Pharmacogenomics is not just warfarin and cytochrome P450s

There is a perception that pharmacogenomics can be defined by its most cited cases, warfarin and cytochrome P450 alleles. 

This is not the case.

Pharmacogenomics is an intersection of numerous different fields of study, including (but not limited to) human genetics, protein biochemistry, population biology, evolutionary genomics, molecular biology, pharmacology, systems biology, and toxicology. The perception that one can learn pharmacogenomics by covering a limited number of case studies of warfarin followed up by a review of cytochrome p450 alleles is misfounded, particularly when the majority of individuals asked can’t even define what an allele is, let alone how such information can be assessed clinically. Going forward pharmacists will be in an ideal position within the healthcare system to use, disseminate, and educate their patients on genomic issues. We must train students to be prepared to serve in this role.

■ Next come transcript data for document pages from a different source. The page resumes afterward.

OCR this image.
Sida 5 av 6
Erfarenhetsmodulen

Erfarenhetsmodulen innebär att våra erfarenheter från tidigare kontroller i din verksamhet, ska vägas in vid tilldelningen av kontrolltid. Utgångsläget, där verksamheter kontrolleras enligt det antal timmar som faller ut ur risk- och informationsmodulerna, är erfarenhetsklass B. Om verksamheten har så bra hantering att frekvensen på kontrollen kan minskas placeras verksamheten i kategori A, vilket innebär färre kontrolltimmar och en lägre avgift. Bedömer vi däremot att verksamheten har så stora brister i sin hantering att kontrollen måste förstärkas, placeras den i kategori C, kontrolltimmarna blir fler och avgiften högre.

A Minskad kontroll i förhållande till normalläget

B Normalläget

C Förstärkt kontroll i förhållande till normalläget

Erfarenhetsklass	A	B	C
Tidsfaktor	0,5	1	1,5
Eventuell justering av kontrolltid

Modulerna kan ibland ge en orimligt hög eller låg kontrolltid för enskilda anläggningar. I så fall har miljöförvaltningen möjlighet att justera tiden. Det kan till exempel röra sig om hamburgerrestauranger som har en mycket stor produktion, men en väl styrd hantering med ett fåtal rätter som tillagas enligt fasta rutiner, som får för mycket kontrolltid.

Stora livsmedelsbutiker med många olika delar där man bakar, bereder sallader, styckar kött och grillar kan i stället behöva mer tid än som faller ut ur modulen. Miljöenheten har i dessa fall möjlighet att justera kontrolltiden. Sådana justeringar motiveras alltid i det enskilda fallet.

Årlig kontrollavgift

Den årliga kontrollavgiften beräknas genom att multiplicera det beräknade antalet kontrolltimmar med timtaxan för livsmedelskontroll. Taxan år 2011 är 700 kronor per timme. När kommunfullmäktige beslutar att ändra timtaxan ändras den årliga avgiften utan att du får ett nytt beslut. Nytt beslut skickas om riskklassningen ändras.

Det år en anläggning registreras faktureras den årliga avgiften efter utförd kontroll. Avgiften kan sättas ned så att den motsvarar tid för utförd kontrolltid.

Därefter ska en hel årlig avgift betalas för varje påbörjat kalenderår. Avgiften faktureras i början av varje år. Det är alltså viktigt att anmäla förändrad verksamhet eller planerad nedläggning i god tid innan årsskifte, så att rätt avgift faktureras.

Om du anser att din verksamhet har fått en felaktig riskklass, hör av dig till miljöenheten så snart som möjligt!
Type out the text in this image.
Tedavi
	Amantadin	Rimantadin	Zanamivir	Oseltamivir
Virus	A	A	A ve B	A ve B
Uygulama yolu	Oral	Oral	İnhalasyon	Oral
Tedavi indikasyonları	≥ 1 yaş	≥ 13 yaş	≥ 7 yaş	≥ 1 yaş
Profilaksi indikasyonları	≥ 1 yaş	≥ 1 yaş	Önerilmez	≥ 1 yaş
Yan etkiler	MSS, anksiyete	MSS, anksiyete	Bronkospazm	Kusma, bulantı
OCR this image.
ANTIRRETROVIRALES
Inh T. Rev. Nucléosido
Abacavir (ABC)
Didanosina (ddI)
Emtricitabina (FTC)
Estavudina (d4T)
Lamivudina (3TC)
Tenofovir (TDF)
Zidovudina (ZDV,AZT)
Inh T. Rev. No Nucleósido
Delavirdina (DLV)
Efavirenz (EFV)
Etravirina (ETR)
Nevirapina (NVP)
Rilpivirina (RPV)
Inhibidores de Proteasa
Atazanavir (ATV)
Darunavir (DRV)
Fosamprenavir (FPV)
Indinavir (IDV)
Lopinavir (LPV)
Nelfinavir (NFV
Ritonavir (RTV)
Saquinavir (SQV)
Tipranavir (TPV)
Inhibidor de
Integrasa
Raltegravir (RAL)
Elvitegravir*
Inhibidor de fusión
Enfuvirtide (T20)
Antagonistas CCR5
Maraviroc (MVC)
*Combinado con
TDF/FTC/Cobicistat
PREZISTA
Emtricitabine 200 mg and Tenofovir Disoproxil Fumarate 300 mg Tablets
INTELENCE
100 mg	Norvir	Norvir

We have an opportunity to lead in pharmacogenomics/biotechnology/genetic therapy instruction

One of the most consistently repeated challenges in pharmacogenomics education is the lack of foundation. We have direct experience with this in our current toxicogenomics class, TOX1401. Students are unprepared for concepts that serve as the foundation for pharmacogenomics. Concepts from basic gene expression to genotyping using single nucleotide polymorphisms require considerable educational investment. To be direct the PHS department has worked hard to fit this content into a 3 credit course with an additional 1 credit of lab. Pharmacogenomics now consists not only of fields previously listed but also relies heavily on bioinformatics. Our students need a solid understanding of computational approaches that are already in use from the drug development phase to public health outcomes studies. This is part of a pharmacogenomics course. See the PharmGKB dataset for examples: http://www.pharmgkb.org .

We need to invest now in order to prepare our students

If we do not invest in fully preparing our students for this field we are failing them. We are not discussing a new technology that may show up in a few year, but rather it is here now. Teaching our students that a few gene products have allelic differences and relating this concept to a few drugs is a huge disservice. The field is growing in ways that will shortly include true gene (siRNA) based therapies. We have to invest in a real foundational course taught by professionals who have a deep understanding of the concepts. This sort of approach will insure that our students are prepared to understand new technologies. 

As a school we have an opportunity to lead here, we should. A two credit class is a salve, a 3 credit class at least gives us a shot at getting a foundational understanding. A three credit class and a lab would be better.